The heavier the bottle, the better the wine
One of the most important myths to demolish to protect the environment is the thought that the heavier the bottle, the better the wine. First, because this is not true. The weight of the container does not determine the quality of the liquid inside (although unfortunately it has been used as a marketing tool that is luckily changing direction). And second, because the fact of manufacturing and transporting glass bottles is one of the largest contributions to the carbon footprint of wine. Stop being guided by this wrong statement and at the same time help to take care of Mother Earth.
Red wine gets better with age
Other beliefs that we even use as a compliment when saying “you are like a fine wine, you get better with age”, is not entirely correct because not all red wines (and whites, especially) improve over time. It all depends on how they were made, whether they were intended for aging. In fact, most of the wines produced are made to be drunk within the next five years, such as Casillero del Diablo Cabernet Sauvignon 2019 or Marques de Casa Concha Pinot Noir 2019. Waiting a long time is no guarantee that the wine will be spectacular.
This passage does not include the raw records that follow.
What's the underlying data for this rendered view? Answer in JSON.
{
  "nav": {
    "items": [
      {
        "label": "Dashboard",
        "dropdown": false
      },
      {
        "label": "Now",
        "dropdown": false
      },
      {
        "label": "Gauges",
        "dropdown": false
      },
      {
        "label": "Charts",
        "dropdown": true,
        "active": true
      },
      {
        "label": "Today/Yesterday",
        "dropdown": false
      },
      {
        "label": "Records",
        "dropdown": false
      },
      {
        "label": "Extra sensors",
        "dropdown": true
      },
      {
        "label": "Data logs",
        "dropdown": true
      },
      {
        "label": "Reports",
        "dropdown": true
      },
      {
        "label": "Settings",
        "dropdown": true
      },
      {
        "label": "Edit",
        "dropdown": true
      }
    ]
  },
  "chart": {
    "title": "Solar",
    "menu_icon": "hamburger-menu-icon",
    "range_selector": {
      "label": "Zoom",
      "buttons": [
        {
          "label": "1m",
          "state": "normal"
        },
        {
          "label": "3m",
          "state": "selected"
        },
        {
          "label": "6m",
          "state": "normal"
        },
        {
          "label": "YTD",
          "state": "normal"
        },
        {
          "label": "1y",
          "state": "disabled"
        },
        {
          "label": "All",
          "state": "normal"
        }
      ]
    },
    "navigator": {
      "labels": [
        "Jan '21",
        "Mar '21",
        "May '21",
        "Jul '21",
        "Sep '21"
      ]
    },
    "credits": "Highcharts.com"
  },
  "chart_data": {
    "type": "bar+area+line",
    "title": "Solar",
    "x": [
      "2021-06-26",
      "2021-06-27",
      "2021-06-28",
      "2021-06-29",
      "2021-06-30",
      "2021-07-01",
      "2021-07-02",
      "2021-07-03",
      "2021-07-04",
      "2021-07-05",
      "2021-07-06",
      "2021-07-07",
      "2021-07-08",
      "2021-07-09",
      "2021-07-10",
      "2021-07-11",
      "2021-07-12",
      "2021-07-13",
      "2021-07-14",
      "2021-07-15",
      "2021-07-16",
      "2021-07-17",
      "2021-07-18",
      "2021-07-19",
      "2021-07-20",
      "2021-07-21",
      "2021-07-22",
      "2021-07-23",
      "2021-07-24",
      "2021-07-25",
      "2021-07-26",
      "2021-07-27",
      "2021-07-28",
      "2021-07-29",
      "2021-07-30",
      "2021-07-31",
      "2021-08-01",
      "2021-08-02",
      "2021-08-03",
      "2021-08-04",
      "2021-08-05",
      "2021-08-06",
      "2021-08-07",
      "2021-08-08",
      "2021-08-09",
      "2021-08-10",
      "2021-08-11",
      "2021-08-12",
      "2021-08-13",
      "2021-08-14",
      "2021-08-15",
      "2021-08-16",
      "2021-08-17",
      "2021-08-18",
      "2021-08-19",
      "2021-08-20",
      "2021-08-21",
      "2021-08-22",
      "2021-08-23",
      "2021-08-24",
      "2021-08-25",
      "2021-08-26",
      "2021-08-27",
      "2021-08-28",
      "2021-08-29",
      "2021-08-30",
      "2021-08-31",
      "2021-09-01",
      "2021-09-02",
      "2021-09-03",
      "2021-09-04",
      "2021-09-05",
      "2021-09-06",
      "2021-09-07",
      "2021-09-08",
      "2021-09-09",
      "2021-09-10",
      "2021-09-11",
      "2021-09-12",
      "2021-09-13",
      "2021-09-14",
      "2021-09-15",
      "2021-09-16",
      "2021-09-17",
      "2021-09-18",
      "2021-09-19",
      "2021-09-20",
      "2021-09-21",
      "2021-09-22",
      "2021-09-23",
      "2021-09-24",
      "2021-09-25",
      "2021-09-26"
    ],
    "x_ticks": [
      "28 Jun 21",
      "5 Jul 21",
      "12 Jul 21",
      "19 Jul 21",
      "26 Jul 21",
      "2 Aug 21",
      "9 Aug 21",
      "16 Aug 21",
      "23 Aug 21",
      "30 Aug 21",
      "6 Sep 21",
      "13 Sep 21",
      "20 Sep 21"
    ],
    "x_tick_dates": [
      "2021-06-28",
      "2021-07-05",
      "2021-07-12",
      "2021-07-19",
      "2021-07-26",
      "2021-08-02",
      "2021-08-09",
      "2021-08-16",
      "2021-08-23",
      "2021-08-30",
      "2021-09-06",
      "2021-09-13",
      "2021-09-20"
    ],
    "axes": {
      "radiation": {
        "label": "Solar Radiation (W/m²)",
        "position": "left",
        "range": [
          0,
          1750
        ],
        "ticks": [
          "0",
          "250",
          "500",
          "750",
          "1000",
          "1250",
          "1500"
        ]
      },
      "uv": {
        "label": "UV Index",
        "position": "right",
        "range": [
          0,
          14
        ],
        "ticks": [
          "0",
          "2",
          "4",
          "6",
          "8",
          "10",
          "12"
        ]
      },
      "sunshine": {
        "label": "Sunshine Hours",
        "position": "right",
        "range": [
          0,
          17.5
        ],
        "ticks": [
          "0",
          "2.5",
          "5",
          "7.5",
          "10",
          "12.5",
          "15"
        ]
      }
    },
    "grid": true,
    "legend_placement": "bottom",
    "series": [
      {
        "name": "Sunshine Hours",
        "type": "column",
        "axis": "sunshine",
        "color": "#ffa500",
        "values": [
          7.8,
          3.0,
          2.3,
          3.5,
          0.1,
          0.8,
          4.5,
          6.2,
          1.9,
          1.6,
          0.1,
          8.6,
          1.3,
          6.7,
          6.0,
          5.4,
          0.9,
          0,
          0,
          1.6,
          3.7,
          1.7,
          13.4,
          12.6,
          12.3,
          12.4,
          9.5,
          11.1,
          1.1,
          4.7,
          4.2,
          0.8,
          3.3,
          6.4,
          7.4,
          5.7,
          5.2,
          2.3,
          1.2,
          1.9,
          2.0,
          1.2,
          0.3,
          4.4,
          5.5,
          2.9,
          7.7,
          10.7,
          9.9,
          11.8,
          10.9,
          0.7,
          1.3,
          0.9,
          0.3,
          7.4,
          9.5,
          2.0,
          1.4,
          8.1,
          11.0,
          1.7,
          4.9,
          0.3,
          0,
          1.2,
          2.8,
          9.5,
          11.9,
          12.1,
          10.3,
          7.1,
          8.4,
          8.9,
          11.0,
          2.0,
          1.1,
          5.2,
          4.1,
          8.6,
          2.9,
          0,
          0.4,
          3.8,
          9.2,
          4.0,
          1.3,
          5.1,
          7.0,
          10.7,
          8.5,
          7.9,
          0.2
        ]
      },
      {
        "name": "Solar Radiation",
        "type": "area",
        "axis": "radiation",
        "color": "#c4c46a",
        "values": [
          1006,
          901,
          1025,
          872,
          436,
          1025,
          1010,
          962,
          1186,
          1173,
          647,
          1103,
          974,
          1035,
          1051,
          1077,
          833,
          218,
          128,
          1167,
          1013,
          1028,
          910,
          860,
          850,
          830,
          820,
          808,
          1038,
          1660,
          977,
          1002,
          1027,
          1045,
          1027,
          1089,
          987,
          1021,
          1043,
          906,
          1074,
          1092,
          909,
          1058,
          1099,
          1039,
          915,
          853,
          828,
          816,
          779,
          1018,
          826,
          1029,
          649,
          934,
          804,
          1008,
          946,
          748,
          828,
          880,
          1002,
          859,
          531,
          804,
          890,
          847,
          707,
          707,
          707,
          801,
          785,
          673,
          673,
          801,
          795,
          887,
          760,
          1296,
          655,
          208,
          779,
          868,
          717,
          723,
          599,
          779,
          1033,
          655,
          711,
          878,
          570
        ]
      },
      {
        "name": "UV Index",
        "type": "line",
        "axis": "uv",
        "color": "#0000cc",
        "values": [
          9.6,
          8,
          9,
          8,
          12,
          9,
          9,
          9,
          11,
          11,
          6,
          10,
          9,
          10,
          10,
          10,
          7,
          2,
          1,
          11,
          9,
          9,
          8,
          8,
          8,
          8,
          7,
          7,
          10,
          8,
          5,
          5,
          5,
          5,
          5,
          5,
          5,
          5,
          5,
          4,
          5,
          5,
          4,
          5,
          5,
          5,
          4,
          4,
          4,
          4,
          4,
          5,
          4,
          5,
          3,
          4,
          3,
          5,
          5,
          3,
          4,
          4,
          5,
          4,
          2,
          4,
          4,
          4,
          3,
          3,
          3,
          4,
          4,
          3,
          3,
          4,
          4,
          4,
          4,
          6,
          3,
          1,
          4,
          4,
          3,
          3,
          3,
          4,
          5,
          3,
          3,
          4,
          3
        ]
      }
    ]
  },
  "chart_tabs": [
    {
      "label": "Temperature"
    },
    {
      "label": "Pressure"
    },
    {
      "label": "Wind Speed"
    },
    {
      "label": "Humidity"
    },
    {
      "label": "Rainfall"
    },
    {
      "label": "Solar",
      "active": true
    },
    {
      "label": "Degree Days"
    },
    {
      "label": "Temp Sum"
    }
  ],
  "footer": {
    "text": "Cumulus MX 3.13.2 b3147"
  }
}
You will always have to see the aging it had in barrels before being bottled, and of course the subsequent aging conditions that we give it at home. Under good conditions, for example, Carmín de Peumo 2017 can be aged for up to 16 years and offer an incredible experience.
Screw cap wines are low quality
Another misconception is related to the romanticism that exists around the act of uncorking a bottle. There are still many people who believe that a wine with a screw cap is inferior to one with a cork or that this sealing system is less efficient than the cork. However, the screw cap can protect the wine much better than the cork, in addition to preventing problems such as the cork breaking or being part of the 4% of corks that comes with the fungus 2,4,6-trichloroanisole (TCA), causing what is commonly known as “corked wine”, which gives the wine a bad smell.
Always sniff the cork
The truth is that smelling the wine cork will tell us absolutely nothing about the wine unless the cork is affected by a fungus. Now, if you already have the cork in your hand and you are looking for information, take advantage of observing it well.
If it is stained only on the part that touches the wine, it means that the cork has fulfilled its function. But if the wine has risen through the cork to the surface, it is probably faulty, and the quality of the wine could be affected.
Red wine is more alcoholic than white wine
When a wine is drunk cold, the alcoholic sensation decreases significantly. However, this does not necessarily mean that the wine has a low alcohol level. This happens especially with white wines, hence the belief that red wines are more alcoholic. Marques de Casa Concha Chardonnay 2019, for example, has 14.2% alcohol content. While Gran Reserva Cabernet Sauvignon 2019 has 13.5%. As you see, this is another myth to demolish.